Сановники, указывал Шавельский, в душе «ненавидели и презирали грязного мужика», но в то же время «раболепствовали перед Распутиным, спешно исполняли его требования, воскуривали перед ним фимиам исключительно по низким побуждениям», тем самым сами же вместе с аристократией закрепляли его славу "°. Распутин, писал другой очевидец, Джунковский, «пользовался своим влиянием и постоянно вмешивался в вопросы о назначениях даже на высшие должности. Но в этом его винить нельзя было, само общество потакало ему в этом, поощряло его; было очень много лиц, занимавших очень высокие посты, которые считали за честь близкое знакомство с Распутиным, поэтому, конечно, он привык, что ему все позволено. Сделавши волшебную карьеру, взобравшись на высоту, этот темный сибирский крестьянин увидел вокруг себя такой разгул низости, такое пресмыкательство, которые не могли не вызвать в нем ничего другого, как презрение и поведение его и „вольное" обращение с поклонницами, и небре- жительное с пресмыкающимися перед ним, хотевшим сделать карьеру, вполне понятно». К сожалению, сокрушался Джунковский, и «мой министр» (т. е. Маклаков) в отношении Распутина «не был совершенно безупречен»111.
Квартира Распутина, свидетельствовал французский посол, «день и ночь осаждалась просителями — генералами и чиновниками, архиереями и архимандритами, статскими советниками и сенаторами, адвокатами и камергерами, статс-дамами и светскими женщинами. Это было непрерывное шествие»"2.
Родзянко твердо верил: «Если бы высшие слои русского общества дружно сплотились и верховная власть встретила серьезное, упорное сопротивление», убедилась бы, «что мнение о Распутине одинаковое у всех, что ей не на кого опираться, то от Распутина и его клики не осталось бы и следа»113.

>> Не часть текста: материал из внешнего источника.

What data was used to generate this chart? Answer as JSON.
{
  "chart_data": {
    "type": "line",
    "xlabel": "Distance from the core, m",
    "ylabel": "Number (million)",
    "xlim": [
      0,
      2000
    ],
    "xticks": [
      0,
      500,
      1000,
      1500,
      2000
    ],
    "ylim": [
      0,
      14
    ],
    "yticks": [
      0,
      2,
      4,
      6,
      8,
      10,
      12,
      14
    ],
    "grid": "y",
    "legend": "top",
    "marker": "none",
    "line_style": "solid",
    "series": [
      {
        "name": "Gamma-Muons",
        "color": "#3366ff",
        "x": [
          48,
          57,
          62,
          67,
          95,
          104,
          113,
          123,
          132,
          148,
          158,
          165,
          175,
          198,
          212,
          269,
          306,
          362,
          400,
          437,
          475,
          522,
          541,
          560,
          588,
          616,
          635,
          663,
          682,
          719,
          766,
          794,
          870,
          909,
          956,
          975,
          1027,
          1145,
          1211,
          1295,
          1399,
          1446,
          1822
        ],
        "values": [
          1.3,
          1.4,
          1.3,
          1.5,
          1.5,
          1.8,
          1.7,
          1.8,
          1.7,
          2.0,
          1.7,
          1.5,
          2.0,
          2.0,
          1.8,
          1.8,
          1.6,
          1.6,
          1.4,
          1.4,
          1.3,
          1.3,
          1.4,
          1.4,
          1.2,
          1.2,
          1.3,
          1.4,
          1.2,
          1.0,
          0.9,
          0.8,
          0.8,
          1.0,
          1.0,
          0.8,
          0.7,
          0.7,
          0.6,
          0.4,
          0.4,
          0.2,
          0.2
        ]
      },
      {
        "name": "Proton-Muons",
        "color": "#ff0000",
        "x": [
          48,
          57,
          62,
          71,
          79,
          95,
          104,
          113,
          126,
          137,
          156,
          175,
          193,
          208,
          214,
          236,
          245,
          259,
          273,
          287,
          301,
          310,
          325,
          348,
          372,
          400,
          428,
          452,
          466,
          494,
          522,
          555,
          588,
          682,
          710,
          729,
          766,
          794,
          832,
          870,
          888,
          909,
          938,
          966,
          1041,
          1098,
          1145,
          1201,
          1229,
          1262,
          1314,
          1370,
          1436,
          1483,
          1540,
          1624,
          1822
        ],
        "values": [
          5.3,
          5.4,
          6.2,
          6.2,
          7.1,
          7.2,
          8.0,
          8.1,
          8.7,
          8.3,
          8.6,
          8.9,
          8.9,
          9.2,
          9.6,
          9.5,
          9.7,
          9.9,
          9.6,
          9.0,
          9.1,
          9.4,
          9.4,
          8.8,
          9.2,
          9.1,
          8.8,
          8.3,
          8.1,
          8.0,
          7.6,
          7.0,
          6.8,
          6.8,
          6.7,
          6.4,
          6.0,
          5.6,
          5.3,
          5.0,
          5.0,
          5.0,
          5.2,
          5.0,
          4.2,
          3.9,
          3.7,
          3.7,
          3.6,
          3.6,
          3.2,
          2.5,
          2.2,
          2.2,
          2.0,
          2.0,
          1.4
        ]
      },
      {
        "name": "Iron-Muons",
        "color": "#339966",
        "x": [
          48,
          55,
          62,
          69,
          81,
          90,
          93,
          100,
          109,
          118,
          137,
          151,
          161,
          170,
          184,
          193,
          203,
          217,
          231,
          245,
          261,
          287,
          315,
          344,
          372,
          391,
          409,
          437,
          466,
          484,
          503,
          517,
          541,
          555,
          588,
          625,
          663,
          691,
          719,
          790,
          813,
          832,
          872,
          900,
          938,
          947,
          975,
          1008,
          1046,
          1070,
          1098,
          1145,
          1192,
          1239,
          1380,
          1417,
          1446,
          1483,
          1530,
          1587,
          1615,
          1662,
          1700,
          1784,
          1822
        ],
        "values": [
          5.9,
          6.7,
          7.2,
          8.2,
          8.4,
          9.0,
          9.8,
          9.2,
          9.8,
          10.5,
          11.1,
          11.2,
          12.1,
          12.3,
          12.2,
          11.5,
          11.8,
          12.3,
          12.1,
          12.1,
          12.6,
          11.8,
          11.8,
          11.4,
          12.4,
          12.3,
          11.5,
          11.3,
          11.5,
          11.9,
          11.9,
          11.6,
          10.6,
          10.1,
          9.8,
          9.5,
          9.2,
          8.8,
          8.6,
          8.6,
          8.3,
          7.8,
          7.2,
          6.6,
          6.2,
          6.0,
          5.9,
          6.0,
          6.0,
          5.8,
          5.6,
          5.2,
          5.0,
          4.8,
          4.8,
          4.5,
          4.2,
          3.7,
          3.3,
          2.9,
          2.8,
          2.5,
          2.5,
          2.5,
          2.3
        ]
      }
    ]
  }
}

Веру царицы в Распутина поддерживала окружающая среда, решительно заявлял Гурко. «Хвостовы, Штюрмеры, Белецкие и многие другие» отлично понимали, какой вред наносит Распутин, «тем не менее поддерживали его престиж в глазах царицы». Не кто иной, как сам митрополит Питирим, относился к «старцу» с величайшим почтением. «Не подлежит сомнению,— заключал автор,— что если бы та среда, из которой черпались высшие должностные лица, не выделила такого множества людей, готовых ради карьеры на любую подлость вплоть до искательства у пьяного безграмотного мужичонки покровительства, Распутин никогда бы не приобрел того значения, которого, увы, он достиг»114.